Although I am shooting at f/8.0 the far background shows a lovely bokeh. I should have taken this wide open to really isolate the lady.
O.K. …. I admit it: I have a thing for my wife’s flowers. All flowers, really. I never tire of taking pictures of them and this image shows why. They have beautiful forms, wonderful color and they come in endless variety. Most of my flower pictures are little more than snapshots but they bring me pleasure.
But look at the detail on the left showing what this lens can do. This is a serious lens. My sensor is 30mp and yet this lens out performs the camera. And notice there is no apparent chromatic aberration.
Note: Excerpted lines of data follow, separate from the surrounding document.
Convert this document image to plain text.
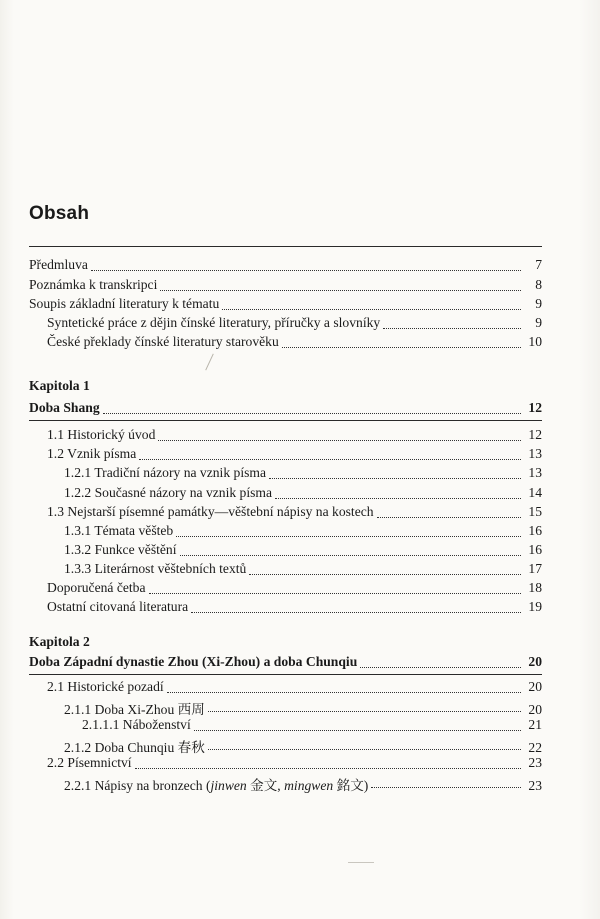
Obsah
Předmluva	7
Poznámka k transkripci	8
Soupis základní literatury k tématu	9
Syntetické práce z dějin čínské literatury, příručky a slovníky	9
České překlady čínské literatury starověku	10
Kapitola 1
Doba Shang	12
1.1 Historický úvod	12
1.2 Vznik písma	13
1.2.1 Tradiční názory na vznik písma	13
1.2.2 Současné názory na vznik písma	14
1.3 Nejstarší písemné památky—věštební nápisy na kostech	15
1.3.1 Témata věšteb	16
1.3.2 Funkce věštění	16
1.3.3 Literárnost věštebních textů	17
Doporučená četba	18
Ostatní citovaná literatura	19
Kapitola 2
Doba Západní dynastie Zhou (Xi-Zhou) a doba Chunqiu	20
2.1 Historické pozadí	20
2.1.1 Doba Xi-Zhou 西周	20
2.1.1.1 Náboženství	21
2.1.2 Doba Chunqiu 春秋	22
2.2 Písemnictví	23
2.2.1 Nápisy na bronzech (jinwen 金文, mingwen 銘文)	23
This lens was designed for film cameras and there is no film that could have captured all of this detail.
And now, before we’re done, one last picture. This is definitely not “art” but it has horizontal and vertical lines in contrasting colors that go edge to edge. This is perfect for pixel gazing, in the center, at the edge and in the corners. (Speaking of pixel gazing, and not related to anything in particular, I was in Las Vegas a few years ago and I wandered into Peter Lik’s gallery store to look at his images. I did my usual and stood ten inches from the prints with my reading glasses on to judge the pixels and thus the lens and camera. The lady that was curator that day came over to me and asked “What camera do you normally shoot with?” She knew I was a photographer and she told me that all the photographers who come in do exactly the same thing.) Anyway, here is the whole frame and below it details from the center, edge and corner.
At no particular magification, this is the center of the image and it is tight and sharp with no visible aberrations.
This is at the extreme left edge of the frame. Look at how sharp the edges are and the lack of color fringing, other wise called chromatic aberration.
So there you have it. This lens is a good example of why prime lenses are so popular. Six pieces of glass can give you this amazing quality. An average EOS zoom lens has 15 to 20 pieces of glass, 30 to 40 surfaces for reflections, and it struggles to give you anywhere near this sharpness, clarity and purity of color. I love my EOS R camera because now I have hundreds of lenses in my collection to use, and talk about, that I didn’t have access to before like this, unless I was shooting film. Pretty neat!